I will never forget the hospitality, warmth and generosity of the people of Pakistan; the flowers on the lawn of the Sind Club, the sprawling open houses, full of air and people and the smell of spices; the unbelievable brightness of the light shining through a dust haze; the woman walking perfectly straight-backed along a street with an iron balanced on her head; the open-air typists outside the law courts; butterflies as big as clock faces; the man who slept with a chicken in his bed; my uncle’s library, bought in the 1940s in Cambridge, where he was taught by Russell — though when I opened the books after being given the library, they were rotten with worms, the pitted pages falling apart just as I stood there. And the way the men shake hands. This is worth going into.

First you offer them your hand and they grasp it. The clasped hands are slapped then with their spare hand as an affirmation of initial contact. This is, as it were, the soup. Now they pull you to them for the main course, the full embrace, the steak. As you look over their shoulder, your bodies thrust together, your heat intermingled, they crack you on the back at least three times with their open palm. These are not negligible taps, but good healthy whacks, demonstrating equality and openness. Depending on the nature of the friendship, these whacks could go on a considerable time and may debilitate the sick or weak. But they must be reciprocated. This done, they will let you move away from them, but still holding your right hand. You are considered fully, with affection over-brimming, as they regard all of you, as they seem to take in your entire being from top to toe, from inside to out. At last, after complete contact has been made, all possibility of concealment or inhibition banished, they carefully let go of your hand as if it were a delicate object. That is a greeting.

And there was the photograph of my father in my uncle’s room, in which he must have been about the same age as me. A picture in a house that contained fragments of my past: a house full of stories, of Bombay, Delhi, China; of feuds, wrestling matches, adulteries, windows, broken with hands, card games, impossible loves, and magic spells. Stories to help me see my place in the world and give me a sense of the past which could go into making a life in the present and the future. This was surely part of the way I could understand myself. This knowledge, garnered in my mid-twenties, would help me form an image of myself: I’d take it back to England where I needed it to protect myself. And it would be with me in London and the suburbs, making me stronger.

When I considered staying in Pakistan to regain more of my past and complete myself with it, I had to think that that was impossible. Didn’t I already miss too much of England? And wasn’t I too impatient with the illiberalism and lack of possibility of Pakistan?

So there was always going to be the necessary return to England. I came home … to my country.
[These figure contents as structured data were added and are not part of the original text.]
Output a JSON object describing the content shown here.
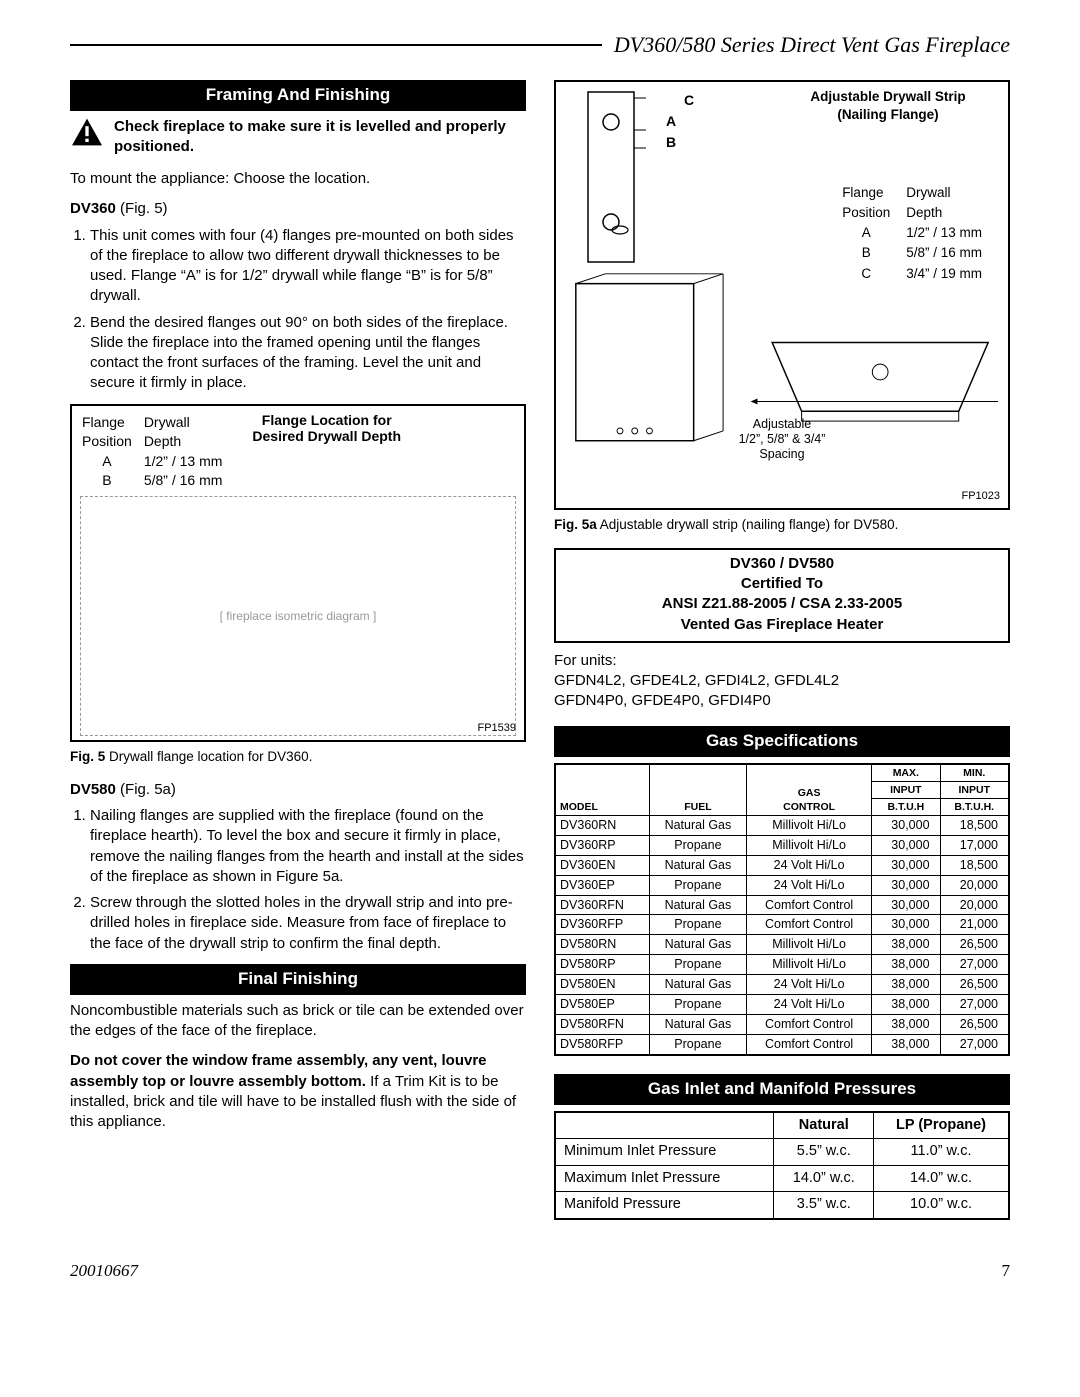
{
  "header": {
    "title": "DV360/580 Series Direct Vent Gas Fireplace"
  },
  "footer": {
    "docnum": "20010667",
    "page": "7"
  },
  "sections": {
    "framing": "Framing And Finishing",
    "final": "Final Finishing",
    "gasspec": "Gas Specifications",
    "inlet": "Gas Inlet and Manifold Pressures"
  },
  "warning": "Check fireplace to make sure it is levelled and properly positioned.",
  "mount_intro": "To mount the appliance: Choose the location.",
  "dv360_label": "DV360",
  "dv360_fig": " (Fig. 5)",
  "dv360_steps": [
    "This unit comes with four (4) flanges pre-mounted on both sides of the fireplace to allow two different drywall thicknesses to be used. Flange “A” is for 1/2” drywall while flange “B” is for 5/8” drywall.",
    "Bend the desired flanges out 90° on both sides of the fireplace. Slide the fireplace into the framed opening until the flanges contact the front surfaces of the framing. Level the unit and secure it firmly in place."
  ],
  "flange_title": "Flange Location for\nDesired Drywall Depth",
  "flange_table_left": {
    "h1": "Flange",
    "h2": "Drywall",
    "h3": "Position",
    "h4": "Depth",
    "rows": [
      [
        "A",
        "1/2” / 13 mm"
      ],
      [
        "B",
        "5/8” / 16 mm"
      ]
    ]
  },
  "fp_left": "FP1539",
  "fig5_cap_b": "Fig. 5",
  "fig5_cap": "  Drywall flange location for DV360.",
  "dv580_label": "DV580",
  "dv580_fig": " (Fig. 5a)",
  "dv580_steps": [
    "Nailing flanges are supplied with the fireplace (found on the fireplace hearth). To level the box and secure it firmly in place, remove the nailing flanges from the hearth and install at the sides of the fireplace as shown in Figure 5a.",
    "Screw through the slotted holes in the drywall strip and into pre-drilled holes in fireplace side. Measure from face of fireplace to the face of the drywall strip to confirm the final depth."
  ],
  "final_p1": "Noncombustible materials such as brick or tile can be extended over the edges of the face of the fireplace.",
  "final_p2_b": "Do not cover the window frame assembly, any vent, louvre assembly top or louvre assembly bottom.",
  "final_p2": " If a Trim Kit is to be installed, brick and tile will have to be installed flush with the side of this appliance.",
  "adj_title": "Adjustable Drywall Strip\n(Nailing Flange)",
  "flange_table_right": {
    "h1": "Flange",
    "h2": "Drywall",
    "h3": "Position",
    "h4": "Depth",
    "rows": [
      [
        "A",
        "1/2” / 13 mm"
      ],
      [
        "B",
        "5/8” / 16 mm"
      ],
      [
        "C",
        "3/4” / 19 mm"
      ]
    ]
  },
  "abc": {
    "a": "A",
    "b": "B",
    "c": "C"
  },
  "adj_note": "Adjustable\n1/2”, 5/8” & 3/4”\nSpacing",
  "fp_right": "FP1023",
  "fig5a_cap_b": "Fig. 5a",
  "fig5a_cap": "  Adjustable drywall strip (nailing flange) for DV580.",
  "cert": {
    "l1": "DV360 / DV580",
    "l2": "Certified To",
    "l3": "ANSI Z21.88-2005 / CSA 2.33-2005",
    "l4": "Vented Gas Fireplace Heater"
  },
  "for_units_label": "For units:",
  "for_units_1": "GFDN4L2, GFDE4L2, GFDI4L2, GFDL4L2",
  "for_units_2": "GFDN4P0, GFDE4P0, GFDI4P0",
  "spec_headers": {
    "model": "Model",
    "fuel": "Fuel",
    "gas": "Gas",
    "control": "Control",
    "max": "Max.",
    "min": "Min.",
    "input": "Input",
    "btuh": "B.T.U.H",
    "btuh2": "B.T.U.H."
  },
  "spec_rows": [
    [
      "DV360RN",
      "Natural Gas",
      "Millivolt Hi/Lo",
      "30,000",
      "18,500"
    ],
    [
      "DV360RP",
      "Propane",
      "Millivolt Hi/Lo",
      "30,000",
      "17,000"
    ],
    [
      "DV360EN",
      "Natural Gas",
      "24 Volt Hi/Lo",
      "30,000",
      "18,500"
    ],
    [
      "DV360EP",
      "Propane",
      "24 Volt Hi/Lo",
      "30,000",
      "20,000"
    ],
    [
      "DV360RFN",
      "Natural Gas",
      "Comfort Control",
      "30,000",
      "20,000"
    ],
    [
      "DV360RFP",
      "Propane",
      "Comfort Control",
      "30,000",
      "21,000"
    ],
    [
      "DV580RN",
      "Natural Gas",
      "Millivolt Hi/Lo",
      "38,000",
      "26,500"
    ],
    [
      "DV580RP",
      "Propane",
      "Millivolt Hi/Lo",
      "38,000",
      "27,000"
    ],
    [
      "DV580EN",
      "Natural Gas",
      "24 Volt Hi/Lo",
      "38,000",
      "26,500"
    ],
    [
      "DV580EP",
      "Propane",
      "24 Volt Hi/Lo",
      "38,000",
      "27,000"
    ],
    [
      "DV580RFN",
      "Natural Gas",
      "Comfort Control",
      "38,000",
      "26,500"
    ],
    [
      "DV580RFP",
      "Propane",
      "Comfort Control",
      "38,000",
      "27,000"
    ]
  ],
  "press_headers": {
    "blank": "",
    "nat": "Natural",
    "lp": "LP (Propane)"
  },
  "press_rows": [
    [
      "Minimum Inlet Pressure",
      "5.5” w.c.",
      "11.0” w.c."
    ],
    [
      "Maximum Inlet Pressure",
      "14.0” w.c.",
      "14.0” w.c."
    ],
    [
      "Manifold Pressure",
      "3.5” w.c.",
      "10.0” w.c."
    ]
  ]
}
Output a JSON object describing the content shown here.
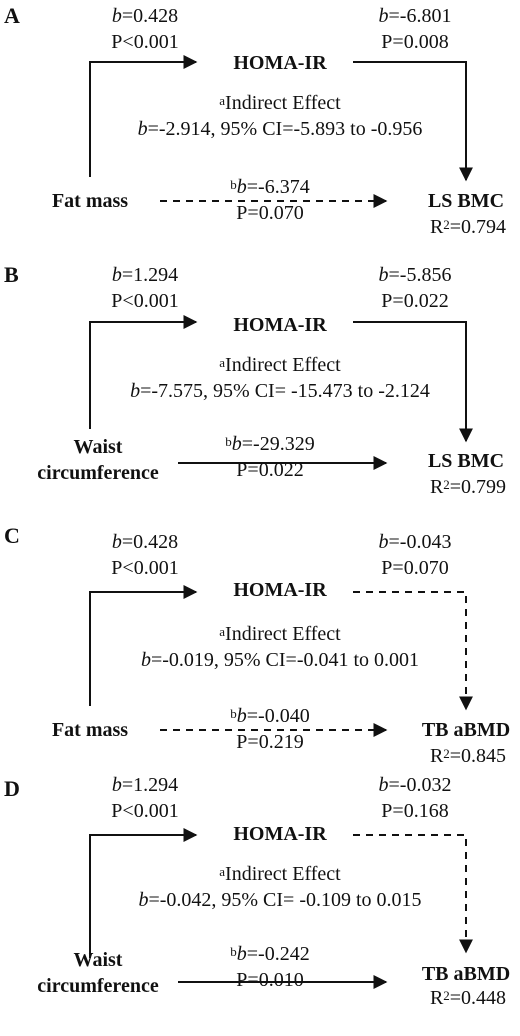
{
  "panels": [
    {
      "letter": "A",
      "predictor": [
        "Fat mass"
      ],
      "mediator": "HOMA-IR",
      "outcome": "LS BMC",
      "r2_label": "R",
      "r2_exp": "2",
      "r2_value": "=0.794",
      "path_a": {
        "b_sym": "b",
        "b_val": "=0.428",
        "p": "P<0.001",
        "style": "solid"
      },
      "path_b": {
        "b_sym": "b",
        "b_val": "=-6.801",
        "p": "P=0.008",
        "style": "solid"
      },
      "indirect": {
        "sup": "a",
        "title": "Indirect Effect",
        "b_sym": "b",
        "stats": "=-2.914, 95% CI=-5.893 to -0.956"
      },
      "direct": {
        "sup": "b",
        "b_sym": "b",
        "b_val": "=-6.374",
        "p": "P=0.070",
        "style": "dashed"
      }
    },
    {
      "letter": "B",
      "predictor": [
        "Waist",
        "circumference"
      ],
      "mediator": "HOMA-IR",
      "outcome": "LS BMC",
      "r2_label": "R",
      "r2_exp": "2",
      "r2_value": "=0.799",
      "path_a": {
        "b_sym": "b",
        "b_val": "=1.294",
        "p": "P<0.001",
        "style": "solid"
      },
      "path_b": {
        "b_sym": "b",
        "b_val": "=-5.856",
        "p": "P=0.022",
        "style": "solid"
      },
      "indirect": {
        "sup": "a",
        "title": "Indirect Effect",
        "b_sym": "b",
        "stats": "=-7.575, 95% CI= -15.473 to -2.124"
      },
      "direct": {
        "sup": "b",
        "b_sym": "b",
        "b_val": "=-29.329",
        "p": "P=0.022",
        "style": "solid"
      }
    },
    {
      "letter": "C",
      "predictor": [
        "Fat mass"
      ],
      "mediator": "HOMA-IR",
      "outcome": "TB aBMD",
      "r2_label": "R",
      "r2_exp": "2",
      "r2_value": "=0.845",
      "path_a": {
        "b_sym": "b",
        "b_val": "=0.428",
        "p": "P<0.001",
        "style": "solid"
      },
      "path_b": {
        "b_sym": "b",
        "b_val": "=-0.043",
        "p": "P=0.070",
        "style": "dashed"
      },
      "indirect": {
        "sup": "a",
        "title": "Indirect Effect",
        "b_sym": "b",
        "stats": "=-0.019, 95% CI=-0.041 to 0.001"
      },
      "direct": {
        "sup": "b",
        "b_sym": "b",
        "b_val": "=-0.040",
        "p": "P=0.219",
        "style": "dashed"
      }
    },
    {
      "letter": "D",
      "predictor": [
        "Waist",
        "circumference"
      ],
      "mediator": "HOMA-IR",
      "outcome": "TB aBMD",
      "r2_label": "R",
      "r2_exp": "2",
      "r2_value": "=0.448",
      "path_a": {
        "b_sym": "b",
        "b_val": "=1.294",
        "p": "P<0.001",
        "style": "solid"
      },
      "path_b": {
        "b_sym": "b",
        "b_val": "=-0.032",
        "p": "P=0.168",
        "style": "dashed"
      },
      "indirect": {
        "sup": "a",
        "title": "Indirect Effect",
        "b_sym": "b",
        "stats": "=-0.042, 95% CI= -0.109 to 0.015"
      },
      "direct": {
        "sup": "b",
        "b_sym": "b",
        "b_val": "=-0.242",
        "p": "P=0.010",
        "style": "solid"
      }
    }
  ]
}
This is difficult to say. ‘My country’ isn’t a notion that comes easily. It is still difficult to answer the question, where do you come from? I have never wanted to identify with England. When Enoch Powell spoke for England I turned away in final disgust. I would rather walk naked down the street than stand up for the National Anthem. The pain of that period of my life, in the mid-1960s, is with me still. And when I originally wrote this piece I put it in the third person: Hanif saw this, Hanif felt that, because of the difficulty of directly addressing myself to what I felt then, of not wanting to think about it again. And perhaps that is why I took to writing in the first place, to make strong feelings into weak feelings.

But despite all this, some kind of identification with England remains.

It is strange to go away to the land of your ancestors, to find out how much you have in common with people there, yet at the same time to realise how British you are, the extent to which, as Orwell says: ‘the suet puddings and the red pillar boxes have entered into your soul’. It isn’t that you wanted to find out. But it is part of what you do find out. And you find out what little choice you have in the matter of your background and where you belong. You look forward to getting back; you think often of England and what it means to you — and you think often of what it means to be British.